Why This Matters Far Beyond the Lab
These findings aren’t just intellectually interesting — they carry a conservation argument that rarely gets enough attention.
Most public conversations about protecting endangered ape populations focus on habitat loss, poaching, and genetic diversity. Those are real and urgent concerns. But if chimpanzee and bonobo communities also carry cultural knowledge — tool traditions built across generations, and possibly even something like shared imaginative understanding — then the loss of a population becomes a different kind of tragedy.
It isn’t just animals that disappear. It may be entire ways of knowing, doing, and perhaps even playing, that vanish with them and cannot be recovered.
Researchers argue this reframing should change how conservationists prioritize which populations to protect. A group of chimpanzees living in a specific forest may carry tool traditions and learned behaviors that exist nowhere else on Earth. Once that group is gone, those traditions are gone too — regardless of how many chimpanzees survive elsewhere.
The Question These Studies Leave Open
What neither study fully resolves is how widespread these abilities are. Kanzi is a bonobo with an unusually extensive history of human contact and language training. Whether wild bonobos or chimpanzees who have never interacted with humans engage in anything resembling pretend play remains an open question.
Similarly, the evidence for cumulative cultural evolution in chimpanzees is suggestive rather than conclusive. Researchers are still working to understand exactly how tool traditions spread and whether they genuinely build in complexity over time, or whether what looks like accumulation is something simpler.
Still, the direction of travel in this research is clear. The more carefully scientists look at great ape cognition, the more they find.
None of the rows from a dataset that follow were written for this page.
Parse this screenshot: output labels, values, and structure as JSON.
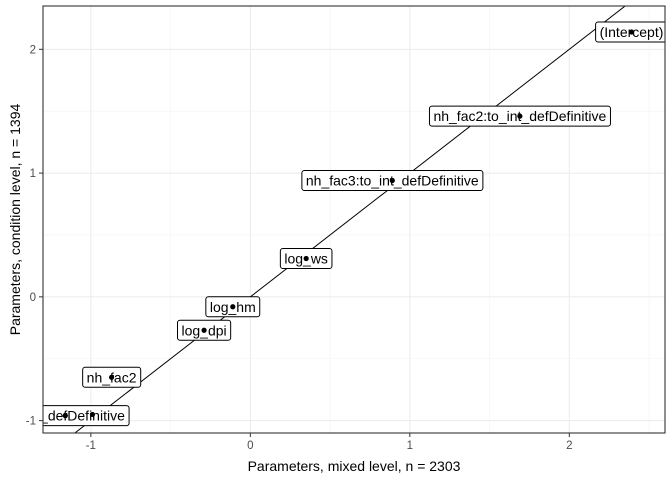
{
  "chart_data": {
    "type": "scatter",
    "xlabel": "Parameters, mixed level, n =  2303",
    "ylabel": "Parameters, condition level, n =  1394",
    "xlim": [
      -1.3,
      2.6
    ],
    "ylim": [
      -1.1,
      2.35
    ],
    "x_ticks": [
      -1,
      0,
      1,
      2
    ],
    "y_ticks": [
      -1,
      0,
      1,
      2
    ],
    "x_tick_labels": [
      "-1",
      "0",
      "1",
      "2"
    ],
    "y_tick_labels": [
      "-1",
      "0",
      "1",
      "2"
    ],
    "grid": true,
    "reference_line": "identity",
    "points": [
      {
        "label": "(Intercept)",
        "x": 2.39,
        "y": 2.14
      },
      {
        "label": "nh_fac2:to_int_defDefinitive",
        "x": 1.69,
        "y": 1.46
      },
      {
        "label": "nh_fac3:to_int_defDefinitive",
        "x": 0.89,
        "y": 0.94
      },
      {
        "label": "log_ws",
        "x": 0.35,
        "y": 0.31
      },
      {
        "label": "log_hm",
        "x": -0.11,
        "y": -0.08
      },
      {
        "label": "log_dpi",
        "x": -0.29,
        "y": -0.27
      },
      {
        "label": "nh_fac2",
        "x": -0.87,
        "y": -0.65
      },
      {
        "label": "to_int_defDefinitive",
        "x": -1.16,
        "y": -0.96
      },
      {
        "label": "",
        "x": -0.99,
        "y": -0.95
      }
    ]
  }
}
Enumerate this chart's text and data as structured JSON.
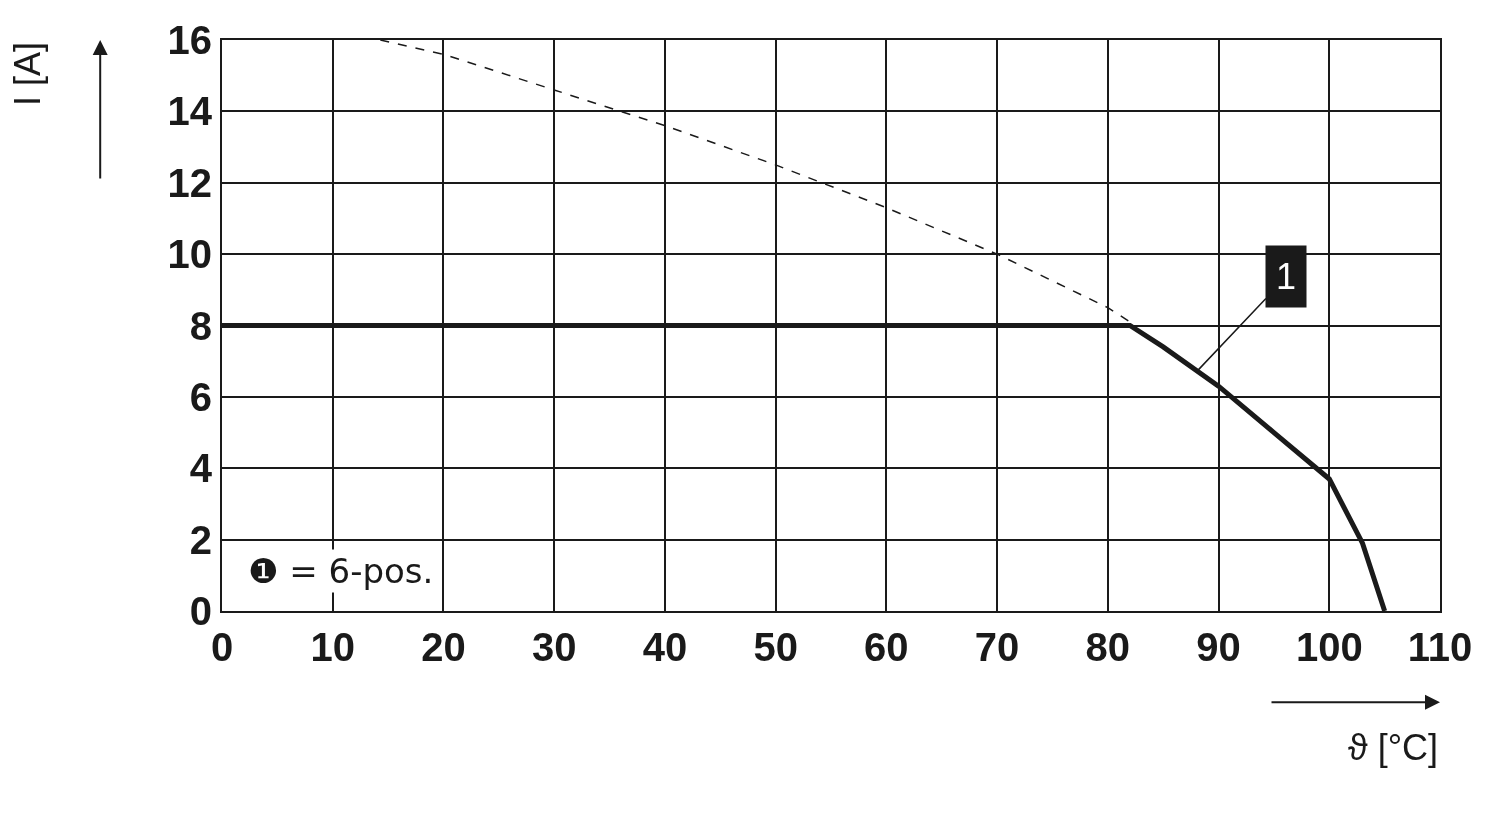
{
  "chart_data": {
    "type": "line",
    "xlabel": "ϑ [°C]",
    "ylabel": "I [A]",
    "series": [
      {
        "color": "#1a1a1a",
        "line_style": "solid",
        "x": [
          0,
          82,
          85,
          90,
          95,
          100,
          103,
          105
        ],
        "values": [
          8,
          8,
          7.4,
          6.3,
          5.0,
          3.7,
          1.9,
          0
        ]
      },
      {
        "color": "#1a1a1a",
        "line_style": "dashed",
        "x": [
          14.3,
          20,
          30,
          40,
          50,
          60,
          70,
          80,
          82
        ],
        "values": [
          16,
          15.6,
          14.6,
          13.6,
          12.5,
          11.3,
          10.0,
          8.5,
          8.1
        ]
      }
    ],
    "xlim": [
      0,
      110
    ],
    "xticks": [
      0,
      10,
      20,
      30,
      40,
      50,
      60,
      70,
      80,
      90,
      100,
      110
    ],
    "ylim": [
      0,
      16
    ],
    "yticks": [
      0,
      2,
      4,
      6,
      8,
      10,
      12,
      14,
      16
    ],
    "grid": true,
    "legend": false,
    "marker": "none",
    "annotations": [
      {
        "text": "1",
        "x": 88,
        "y": 6.7
      },
      "❶ = 6-pos."
    ]
  }
}
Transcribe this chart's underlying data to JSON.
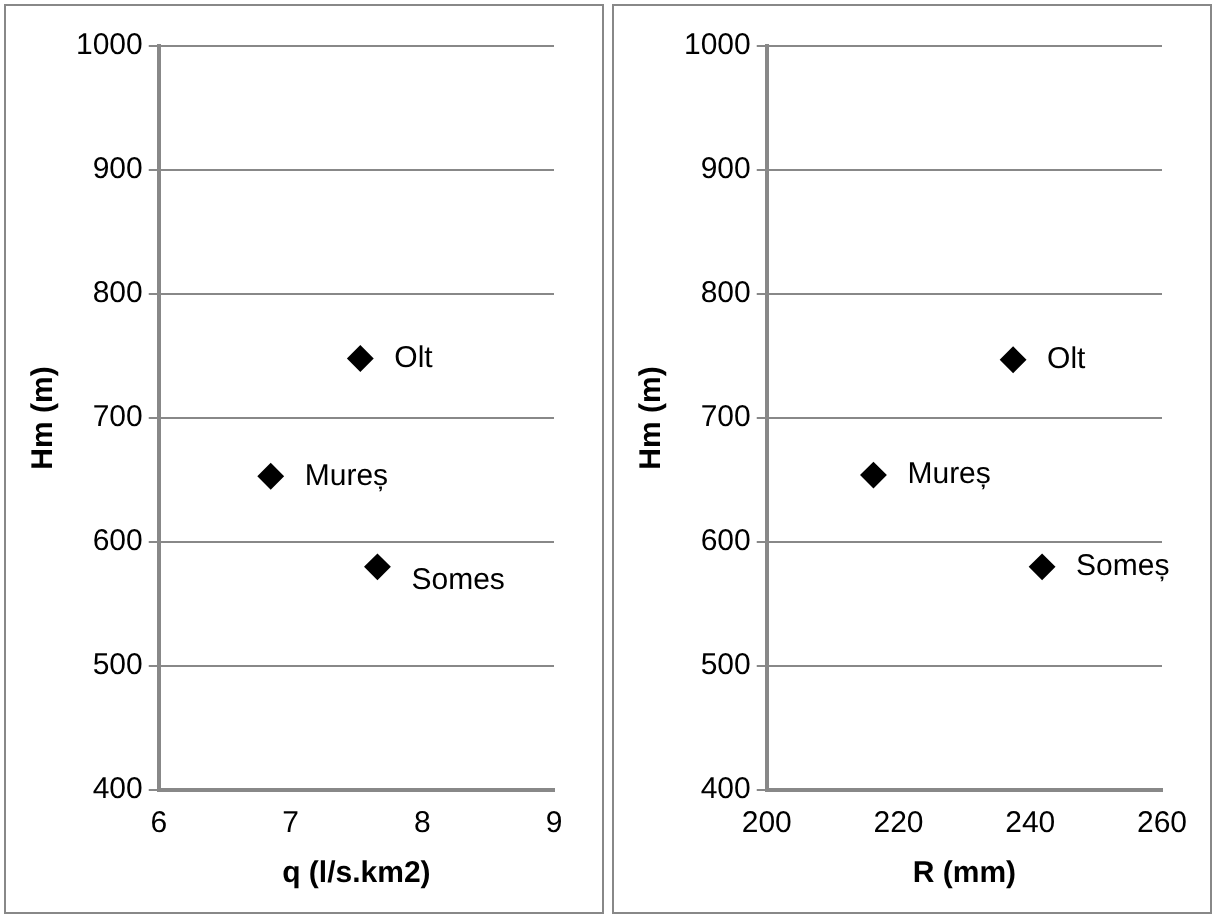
{
  "chart_data": [
    {
      "type": "scatter",
      "xlabel": "q (l/s.km2)",
      "ylabel": "Hm (m)",
      "xlim": [
        6,
        9
      ],
      "xticks": [
        6,
        7,
        8,
        9
      ],
      "ylim": [
        400,
        1000
      ],
      "yticks": [
        400,
        500,
        600,
        700,
        800,
        900,
        1000
      ],
      "grid": "y",
      "marker": "diamond",
      "legend": false,
      "series": [
        {
          "color": "#000000",
          "x": [
            7.53,
            6.85,
            7.66
          ],
          "values": [
            748,
            653,
            580
          ]
        }
      ],
      "annotations": [
        {
          "text": "Olt",
          "x": 7.53,
          "y": 748
        },
        {
          "text": "Mureș",
          "x": 6.85,
          "y": 653
        },
        {
          "text": "Somes",
          "x": 7.66,
          "y": 580
        }
      ]
    },
    {
      "type": "scatter",
      "xlabel": "R (mm)",
      "ylabel": "Hm (m)",
      "xlim": [
        200,
        260
      ],
      "xticks": [
        200,
        220,
        240,
        260
      ],
      "ylim": [
        400,
        1000
      ],
      "yticks": [
        400,
        500,
        600,
        700,
        800,
        900,
        1000
      ],
      "grid": "y",
      "marker": "diamond",
      "legend": false,
      "series": [
        {
          "color": "#000000",
          "x": [
            237.4,
            216.2,
            241.8
          ],
          "values": [
            747,
            654,
            580
          ]
        }
      ],
      "annotations": [
        {
          "text": "Olt",
          "x": 237.4,
          "y": 747
        },
        {
          "text": "Mureș",
          "x": 216.2,
          "y": 654
        },
        {
          "text": "Someș",
          "x": 241.8,
          "y": 580
        }
      ]
    }
  ]
}
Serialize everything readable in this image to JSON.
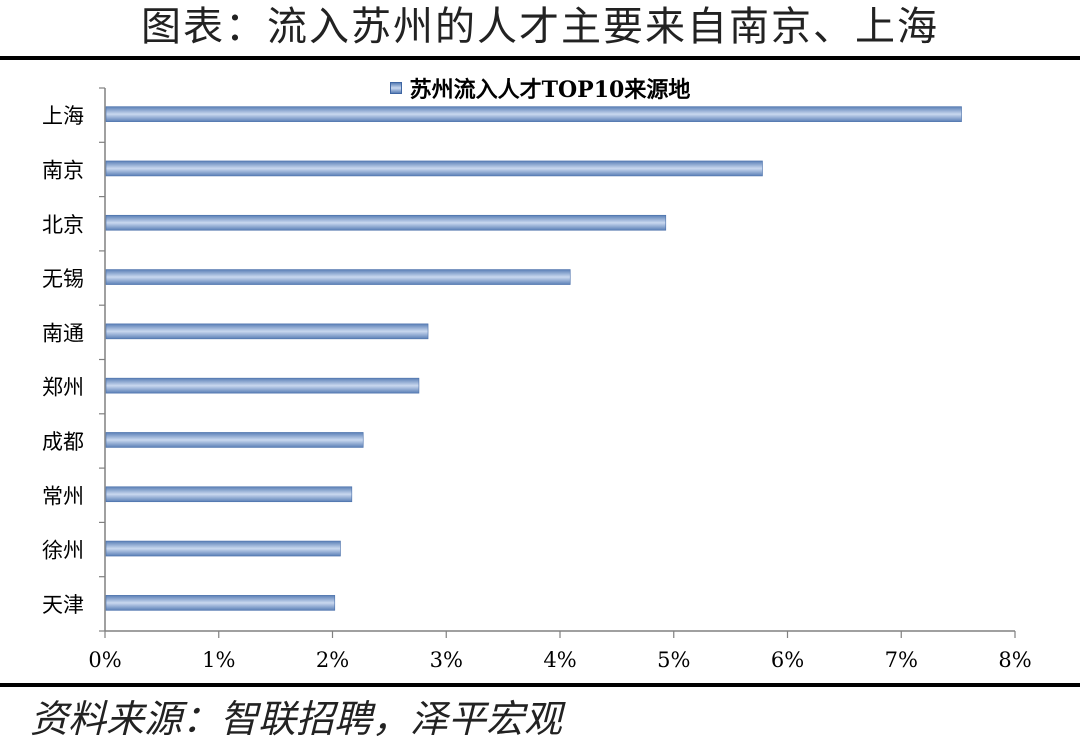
{
  "header": {
    "title": "图表：流入苏州的人才主要来自南京、上海"
  },
  "footer": {
    "source": "资料来源：智联招聘，泽平宏观"
  },
  "colors": {
    "bar_fill_edge": "#5a7fb6",
    "bar_fill_center": "#c9d8ef",
    "axis": "#808080"
  },
  "chart_data": {
    "type": "bar",
    "orientation": "horizontal",
    "title": "",
    "xlabel": "",
    "ylabel": "",
    "categories": [
      "上海",
      "南京",
      "北京",
      "无锡",
      "南通",
      "郑州",
      "成都",
      "常州",
      "徐州",
      "天津"
    ],
    "series": [
      {
        "name": "苏州流入人才TOP10来源地",
        "values": [
          7.53,
          5.78,
          4.93,
          4.09,
          2.84,
          2.76,
          2.27,
          2.17,
          2.07,
          2.02
        ]
      }
    ],
    "xlim": [
      0,
      8
    ],
    "xticks": [
      "0%",
      "1%",
      "2%",
      "3%",
      "4%",
      "5%",
      "6%",
      "7%",
      "8%"
    ],
    "grid": false,
    "legend_position": "top-center"
  }
}
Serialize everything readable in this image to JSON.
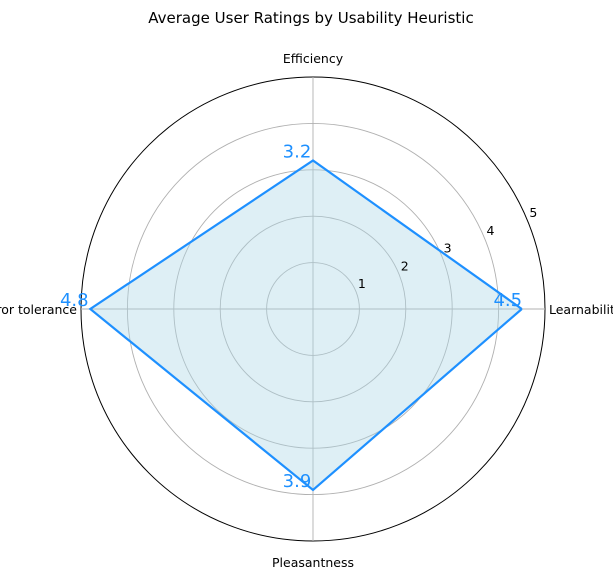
{
  "chart_data": {
    "type": "radar",
    "title": "Average User Ratings by Usability Heuristic",
    "axes": [
      "Learnability",
      "Efficiency",
      "Error tolerance",
      "Pleasantness"
    ],
    "values": [
      4.5,
      3.2,
      4.8,
      3.9
    ],
    "value_labels": [
      "4.5",
      "3.2",
      "4.8",
      "3.9"
    ],
    "rlim": [
      0,
      5
    ],
    "rticks": [
      1,
      2,
      3,
      4,
      5
    ],
    "rtick_labels": [
      "1",
      "2",
      "3",
      "4",
      "5"
    ],
    "grid": true,
    "colors": {
      "line": "#1e90ff",
      "fill": "#add8e6",
      "grid": "#b0b0b0",
      "frame": "#000000",
      "value_text": "#1e90ff"
    }
  }
}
And each new finding makes the case for treating these animals — and their communities — as something worth protecting not just ecologically, but culturally.
Frequently Asked Questions
Who is Kanzi, and why is he significant?
Kanzi is a bonobo who has been trained to communicate with humans. He was the subject of pretend play experiments run by researchers at Johns Hopkins University.
What did the pretend juice experiment actually test?
It tested whether Kanzi could track an imaginary state — specifically, whether he understood which cup still held “pretend” juice after one cup was mimed as emptied.
How well did Kanzi perform in the experiments?
He chose the correct pretend cup about 68% of the time, and chose real juice over pretend juice in 14 out of 18 trials, roughly 78% of the time.
What is cumulative cultural evolution, and do chimpanzees really do it?
It refers to knowledge that builds across generations rather than simply transferring unchanged. Research hints that chimpanzee tool traditions may work this way, though the evidence is still developing.
Why does this matter for conservation?
If ape communities carry cultural knowledge built over generations, then losing a population means losing unique learned traditions — not just individuals or genetic material.
Do wild chimpanzees show the same cognitive abilities as Kanzi?
This has not yet been confirmed. Kanzi has an unusual background involving extensive human contact and language training, and whether wild apes display similar abilities remains an open research question.